In the wake of Tuesday's arrests of employees at Rentboy.com, a website advertising male sex workers, some LGBT organizations have called attention to a their support for the decriminalization of sex work.
Lambda Legal today retweeted a statement released last Thursday, in which it and four other LGBT organizations endorsed an Amnesty International resolution urging decriminalization.
"As LGBT rights organizations in the United States, we join to applaud and support Amnesty International's recent resolution to protect the human rights of sex workers by calling for decriminalization of sex work, while simultaneously holding states accountable in preventing and combatting sex trafficking, ensuring that sex workers are protected from exploitation, and enforcing laws against the sexual exploitation of children," the statement reads in part.
It asserts that criminalization does not actually protect sex workers but makes them more vulnerable, with less power "to negotiate condom use and other boundaries." It notes that "transgender people engage in sex work at a rate ten times that of cisgender women," and that LGBT people generally are often presumed to be sex workers whether they are or not, leading to police harassment and brutality, and high rates of incarceration. The harassment often continues behind bars, the statement points out.
Signing it along with Lambda Legal were Gay and Lesbian Advocates and Defenders, the National Center for Lesbian Rights, the National Center for Transgender Equality, and the Transgender Law Center.
Lambda's tweet does not reference the Rentboy.com arrests, so it is not entirely clear the timing is related. This morning, seven employees of the New York City-based company, including CEO Jeffrey Hurant, are charged with violating the Travel Act, a federal law, by "promoting prostitution," says a press release from the U.S. Attorney's Office for the Eastern District of New York.
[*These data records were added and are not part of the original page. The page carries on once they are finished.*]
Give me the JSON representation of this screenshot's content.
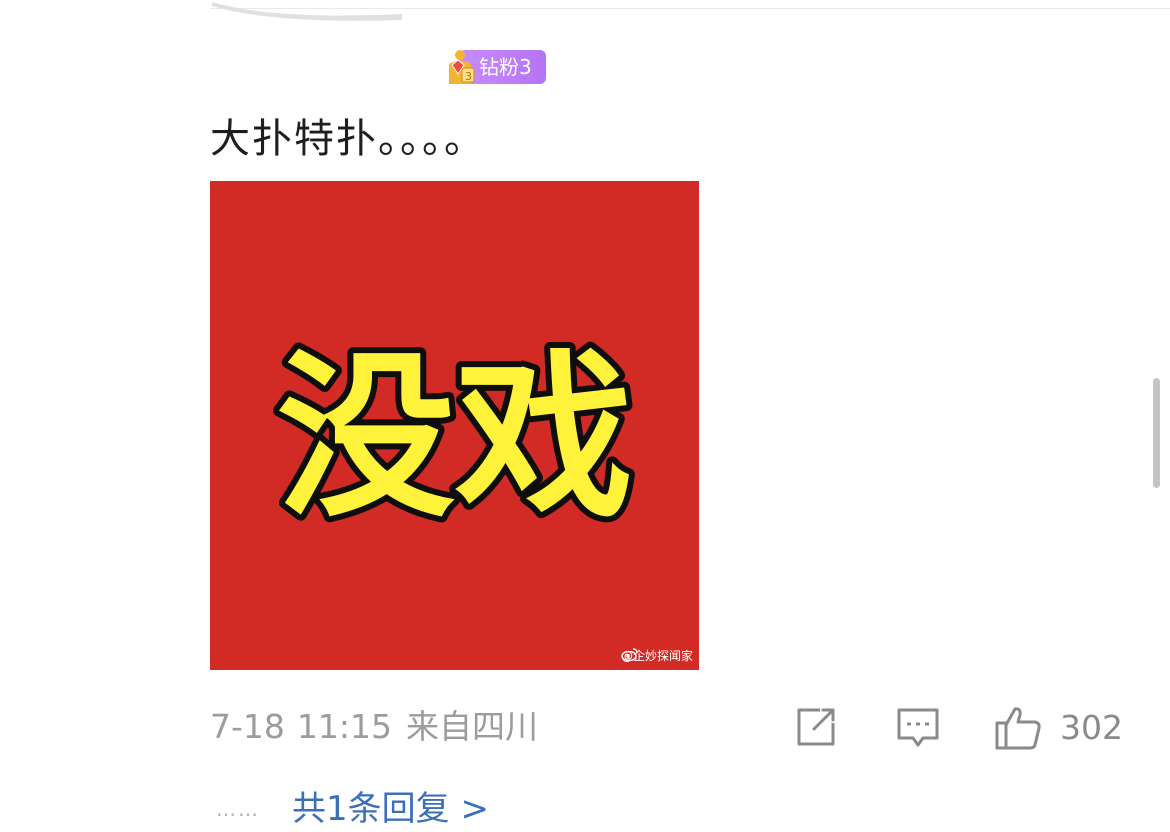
{
  "badge": {
    "label": "钻粉3",
    "crest_icon": "diamond-fan-crest-icon",
    "colors": {
      "pill": "#c285fb",
      "crest_gold": "#f3b531",
      "gem": "#ef4a3b"
    }
  },
  "comment": {
    "text": "大扑特扑。。。。",
    "image": {
      "caption_text": "没戏",
      "watermark": "@企妙探闻家",
      "watermark_icon": "weibo-icon",
      "colors": {
        "background": "#d22b25",
        "text": "#fff23a",
        "outline": "#0e0e0e"
      }
    }
  },
  "meta": {
    "date": "7-18",
    "time": "11:15",
    "location": "来自四川"
  },
  "actions": {
    "share_icon": "share-icon",
    "reply_icon": "comment-icon",
    "like_icon": "thumbs-up-icon",
    "like_count": "302"
  },
  "replies": {
    "dots": "……",
    "link": "共1条回复 >"
  },
  "colors": {
    "meta_text": "#9c9c9c",
    "link": "#3d6fb8",
    "icon": "#8a8a8a"
  }
}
"While the site has disclaimers stating that the advertisements are for companionship and not sexual services, Rentboy.com is designed primarily for advertising illegal prostitution," the press release states.
Hurant and the other defendants were formally charged in federal court in Brooklyn, and outside the courthouse they were "swarmed by reporters," CNN notes. Hurant defended his company, telling the media, "I don't think that we do anything to promote prostitution. I think we do good things for good people, and we bring good people together."
If convicted, the defendants face up to five years in prison and fines of up to $250,000.